L’augmentation des prix de l’électricité est une des conséquences de la guerre en Ukraine qui a fait monter les prix du gaz. Car en Europe le prix de l’électricité est celui de la centrale la plus chère qui est toujours une centrale à gaz. Certains contrats à terme ont ainsi été conclus à plus de 1 300 euros le MWH. Pour rappel celui de l’Arenh, prix fixe, est de 42 euros et de 46 euros pour les 20 TWH supplémentaires alloués aux opérateurs alternatifs. Pourquoi un tel écart ? Parce que les prix sur les marchés à terme dépendent des anticipations des traders. Et certains pensent que cet hiver les prix de marché ne seront plus déterminés par ceux de la dernière centrale appelée. Mais par le « prix de l’effacement de la demande » c’est-à-dire le prix que l’on devra payer aux industriels pour qu’ils arrêtent leurs productions. Il est de 1 000 à 1 500 euros le MWH en France où on pense que des coupures seront effectuées. Il est plus bas en Allemagne qui devrait faire appel à des centrales à charbon pour ne pas couper le courant chez les industriels. Nouveauté cette année chez nous, la mise en place d’un bouclier tarifaire qui permet de limiter la hausse des tarifs réglementés d’EDF. Il est payé par l’État à EDF et aux opérateurs alternatifs pour chaque MWH qu’ils livrent à leurs clients. Que ce soit par l’intermédiaire du tarif réglementé chez EDF, aujourd’hui proche de 50 euros le MWH, ou d’un autre tarif chez les alternatifs.

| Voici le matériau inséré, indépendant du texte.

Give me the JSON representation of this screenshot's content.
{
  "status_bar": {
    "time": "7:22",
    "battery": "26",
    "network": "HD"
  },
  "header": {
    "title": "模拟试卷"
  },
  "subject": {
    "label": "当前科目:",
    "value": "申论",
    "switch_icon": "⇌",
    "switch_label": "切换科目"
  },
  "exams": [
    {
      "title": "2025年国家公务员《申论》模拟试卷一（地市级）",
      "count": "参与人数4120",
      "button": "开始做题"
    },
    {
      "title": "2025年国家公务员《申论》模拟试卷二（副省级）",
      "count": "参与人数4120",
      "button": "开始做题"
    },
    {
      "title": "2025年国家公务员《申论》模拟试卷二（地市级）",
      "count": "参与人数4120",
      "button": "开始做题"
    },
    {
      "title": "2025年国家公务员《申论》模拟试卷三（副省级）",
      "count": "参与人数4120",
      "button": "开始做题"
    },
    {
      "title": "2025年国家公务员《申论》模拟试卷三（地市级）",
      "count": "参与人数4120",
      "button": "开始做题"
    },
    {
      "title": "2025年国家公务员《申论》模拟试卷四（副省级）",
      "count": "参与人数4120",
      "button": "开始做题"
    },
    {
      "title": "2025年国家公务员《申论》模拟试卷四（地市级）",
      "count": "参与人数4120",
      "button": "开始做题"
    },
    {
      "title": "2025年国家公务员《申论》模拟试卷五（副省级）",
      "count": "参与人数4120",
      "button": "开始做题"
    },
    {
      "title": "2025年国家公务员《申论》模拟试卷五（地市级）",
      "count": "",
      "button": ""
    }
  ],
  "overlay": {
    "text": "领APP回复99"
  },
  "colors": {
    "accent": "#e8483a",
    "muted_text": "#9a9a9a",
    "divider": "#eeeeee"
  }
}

Si les clients acceptent les nouveaux prix c’est bingo pour les alternatifs

Malgré cela les prix non réglementés ont explosé. Pourquoi ? Parce que les opérateurs alternatifs avaient tout intérêt à le faire en revendant très cher l’électricité qu’ils avaient achetée précédemment à des tarifs avantageux. En cas de refus de leurs clients, il leur suffisait de les inciter à aller chez EDF pour qu’ils bénéficient du tarif réglementé. Les opérateurs alternatifs ont alors pu revendre très cher sur le marché l’électricité qu’ils avaient en trop. Et si leurs clients acceptaient les nouveaux prix c’était bingo pour eux. Du côté d’EDF ça a été beaucoup moins drôle. Devant l’afflux de clients l’opérateur historique a dû se tourner vers les marchés pour se procurer l’électricité qu’il ne pouvait fournir. Et en période de hausse des cours ça ne pouvait pas être une bonne affaire. Ajoutons qu’en cas de baisse des prix, par exemple pendant une épidémie, les alternatifs sont également gagnants. Ils délaissent l’Arenh et s’approvisionnent uniquement sur les marchés pour se positionner en dessous des tarifs d’EDF. Dans ce cas EDF se retrouve excédentaire et doit vendre son surplus à bas prix sur les marché. À en croire l’économie mainstream, autrement dit l’économie dominante, nous avons tout à gagner de la concurrence. Mais il n’y a pas plus menteur qu’un économiste.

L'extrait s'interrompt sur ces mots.